Intermède 14
Les Changements
Cela arrive, une
fois de plus, au moment où l’on s’y attend le moins ; après la fin d’un
film et avant le début d’un autre. Il s’agit cette fois d’un impérieux besoin
de changer qui se manifeste, à deux reprises pendant les vingt-quatre heures suivantes,
par de fortes pressions velléitaires.
La première,
immédiatement liée à cette révélation est de partir en voiture, là, tout de
suite, dans la nuit, jusqu’au supermarché de B., de se garer sur le parking
désert et d’attendre le jour, le moment où, si le temps est clair, vient la découpe
des montagnes, vers le Sud. En attendant ce qui ne se produira pas, monte une
image fixe et bleutée dans l’ensemble, malgré la forme rouge de la voiture et
les taches jaunes des lumières alignées.
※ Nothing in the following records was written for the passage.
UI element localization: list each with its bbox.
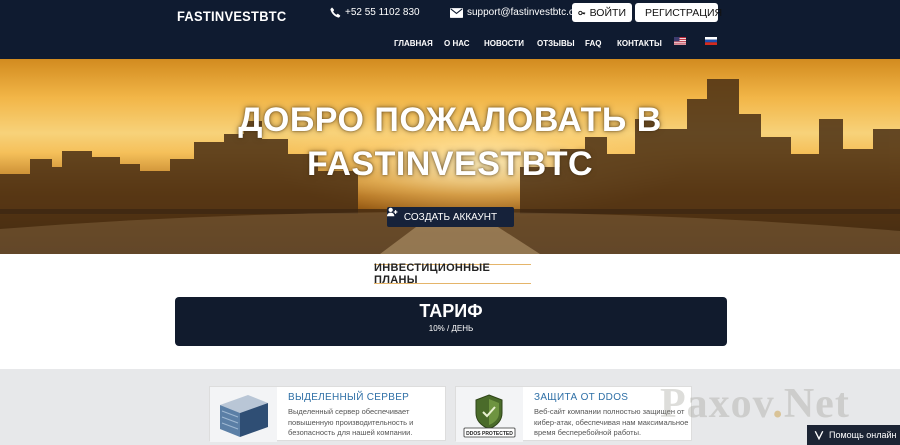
plans-heading: ИНВЕСТИЦИОННЫЕ ПЛАНЫ xyxy=(374,262,531,286)
feature-text: Выделенный сервер обеспечивает повышенну… xyxy=(288,407,414,437)
ru-flag-icon[interactable] xyxy=(705,37,717,45)
ddos-badge-text: DDOS PROTECTED xyxy=(466,431,513,437)
tariff-rate: 10% / ДЕНЬ xyxy=(428,324,474,333)
nav-item-news[interactable]: НОВОСТИ xyxy=(484,39,524,48)
page: FASTINVESTBTC +52 55 1102 830 support@fa… xyxy=(0,0,900,445)
email-contact: support@fastinvestbtc.com xyxy=(450,7,588,18)
phone-contact: +52 55 1102 830 xyxy=(330,7,420,18)
nav-item-reviews[interactable]: ОТЗЫВЫ xyxy=(537,39,575,48)
create-account-label: СОЗДАТЬ АККАУНТ xyxy=(403,211,498,223)
envelope-icon xyxy=(450,7,463,18)
tariff-card[interactable]: ТАРИФ 10% / ДЕНЬ xyxy=(175,297,727,346)
online-help-button[interactable]: Помощь онлайн xyxy=(807,425,900,445)
login-button[interactable]: ВОЙТИ xyxy=(572,3,632,22)
site-watermark: Paxov.Net xyxy=(660,381,850,427)
feature-card-ddos: DDOS PROTECTED ЗАЩИТА ОТ DDOS Веб-сайт к… xyxy=(455,386,692,442)
nav-item-home[interactable]: ГЛАВНАЯ xyxy=(394,39,433,48)
en-flag-icon[interactable] xyxy=(674,37,686,45)
tariff-title: ТАРИФ xyxy=(419,301,483,321)
email-address[interactable]: support@fastinvestbtc.com xyxy=(467,7,588,18)
online-help-label: Помощь онлайн xyxy=(829,430,897,440)
nav-item-contacts[interactable]: КОНТАКТЫ xyxy=(617,39,662,48)
feature-title: ВЫДЕЛЕННЫЙ СЕРВЕР xyxy=(288,392,410,403)
ddos-protected-image: DDOS PROTECTED xyxy=(456,387,523,442)
key-icon xyxy=(578,10,586,15)
nav-item-faq[interactable]: FAQ xyxy=(585,39,601,48)
site-header: FASTINVESTBTC +52 55 1102 830 support@fa… xyxy=(0,0,900,59)
hero-banner: ДОБРО ПОЖАЛОВАТЬ В FASTINVESTBTC СОЗДАТЬ… xyxy=(0,59,900,254)
phone-icon xyxy=(330,7,341,18)
user-plus-icon xyxy=(387,207,398,217)
server-image xyxy=(210,387,277,442)
hero-title-line2: FASTINVESTBTC xyxy=(306,145,594,183)
chat-icon xyxy=(814,430,824,440)
main-nav: ГЛАВНАЯ О НАС НОВОСТИ ОТЗЫВЫ FAQ КОНТАКТ… xyxy=(0,39,900,51)
site-logo[interactable]: FASTINVESTBTC xyxy=(177,8,287,24)
feature-card-server: ВЫДЕЛЕННЫЙ СЕРВЕР Выделенный сервер обес… xyxy=(209,386,446,442)
register-label: РЕГИСТРАЦИЯ xyxy=(645,6,723,19)
login-label: ВОЙТИ xyxy=(589,6,626,19)
create-account-button[interactable]: СОЗДАТЬ АККАУНТ xyxy=(387,207,514,227)
feature-title: ЗАЩИТА ОТ DDOS xyxy=(534,392,629,403)
phone-number: +52 55 1102 830 xyxy=(345,7,420,18)
hero-title-line1: ДОБРО ПОЖАЛОВАТЬ В xyxy=(238,101,662,139)
register-button[interactable]: РЕГИСТРАЦИЯ xyxy=(635,3,722,22)
nav-item-about[interactable]: О НАС xyxy=(444,39,470,48)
La surface est vide, à part cette
voiture au chauffeur immobile, l’esplanade est délimitée par une ombre
contraire devant laquelle l’image sous-exposée des lueurs jaunes se décompose
en grains infimes, c’est tout.
La deuxième, c’est
le lendemain soir, au théâtre : la proximité de la scène blanche au ras du
sol - le spectateur est de plain-pied, quasiment – où les figures composées par
les quatre personnages se défont et se refont, donne envie de fouler à son tour,
avec le plus grand naturel, la surface du jeu ; l’inhibition fuit, on
verra bien, le texte, ça s’improvise, « Le sentier solitaire », en
plus, quelle incitation, on connait, les comédiens comprendraient, ils
n’attendent que ça, que leurs hésitations, leur façon de trébucher sur ce texte
difficile traduit en français difficile aussi pour eux donne à leur récitation on
ne sait quoi d’amateur qui encourage : c’est là le secret : tout est
fait pour pousser le spectateur à venir, pour le mettre en confiance, mais
non ! Personne ne quitte les fauteuils pourtant inconfortables, personne…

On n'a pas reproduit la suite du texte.